Small Incentives
A token incentive to encourage a behavioral change.

While financial incentives, as an intervention, are typically associated with neo-classical economic theory, there are cases in which financial incentives can be “behavioral.” When the incentive is small compared with the behavior change it causes—and when it is not enough money to relieve an actual financial constraint or market failure—we classify it as behaviorally motivated. Imagine, for example, a friend who drives to a store all the way across town just to redeem a one dollar coupon on a grocery item. In this case, the experience of receiving an incentive may be more important and relevant than the financial value of the reward itself. This is sometimes the case with conditional cash transfers, but there is no hard line for determining when a CCT is “behavioral,” and when it is not.

Simply the prospect of earning a reward can improve health-related behaviors. In contrast to the case described above of very small, but certain rewards, rewards with very small expected values due to low probabilities may change behavior if the maximum reward is high enough.

  • For example, in the US, patients prescribed an anti-stroke medication were offered a lottery ticket as a reward for taking their pills (Volpp et al., 2008). The lottery offered a very low-probability opportunity to win a small relatively sum of money—the largest prize was $100, and each individual had just a 0.1% chance of winning. However, it succeeded in virtually eliminating non-adherence to drug treatment.
  • A similarly small incentive in India—a bag of lentils, equivalent to a half-day’s wages for an agricultural laborer—almost doubled the fraction of women bringing their children to a vaccine camp for immunizations (Banerjee et al., 2013).

Incentives can also overcome behavioral biases (including status quo bias and present bias) in the context of RH providers. Potential interventions include:

  • ‘Pay-for-performance’ contracting mechanisms, which provide modest institutional and provider incentives to improve the quality of care (Basinga et al., 2011; Lagarde, Haines & Palmer, 2007; Eijkenaar et al., 2013; Miller & Babiarz, 2013); and
  • Vouchers for services distributed to targeted populations, especially women (Bellows, Bellows & Warren, 2011; Warren et al., 2011). The vouchers’ financial value may be modest, but they can incentivize providers to offer the vouchered services, streamline access to services, and increase women’s confidence in their right to services (Meyer et al., 2011).

The above incentives were not necessarily small enough to be classified as behavioral, but they do offer evidence that incentives can change behavior. Further research would be required to disentangle the behavioral effect of receiving the award from the financial benefit.

One caveat in the use of financial incentives is that dependent on context and size, they have the potential to crowd-out a health provider’s intrinsic motivation with extrinsic motivations, like money (Serra, Serneels & Barr, 2011), although they can also complement providers’ intrinsic motivation and act as a signal regarding expected social norms (Bowles & Polania-Reyes, 2012).
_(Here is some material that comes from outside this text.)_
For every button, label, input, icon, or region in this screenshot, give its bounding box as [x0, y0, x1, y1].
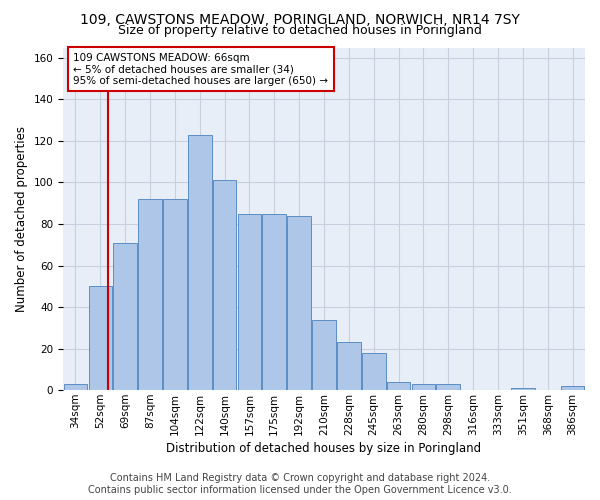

Experiments have demonstrated that gifts-in-kind can increase productivity significantly more than monetary gifts; this result is driven by positive reciprocity (Kube, Marechal & Puppe, 2008), or a social preference like reciprocal fairness. This might explain why a randomized experiment in Zambia, aimed at increasing community-based provision of services, found non-cash incentives for health extension workers to be more effective than cash (although a combination of the two approaches was found to be even more effective; see Ashraf et al., 2013).

Providers can also be positively motivated by social norms, as health worker motivation is at least in part driven by how much social recognition they receive from their communities (Franco et al., 2004). An evaluation of BRAC in Bangladesh found that social prestige or recognition is a key determinant in retaining community health workers (Alam & Oliveras, 2014).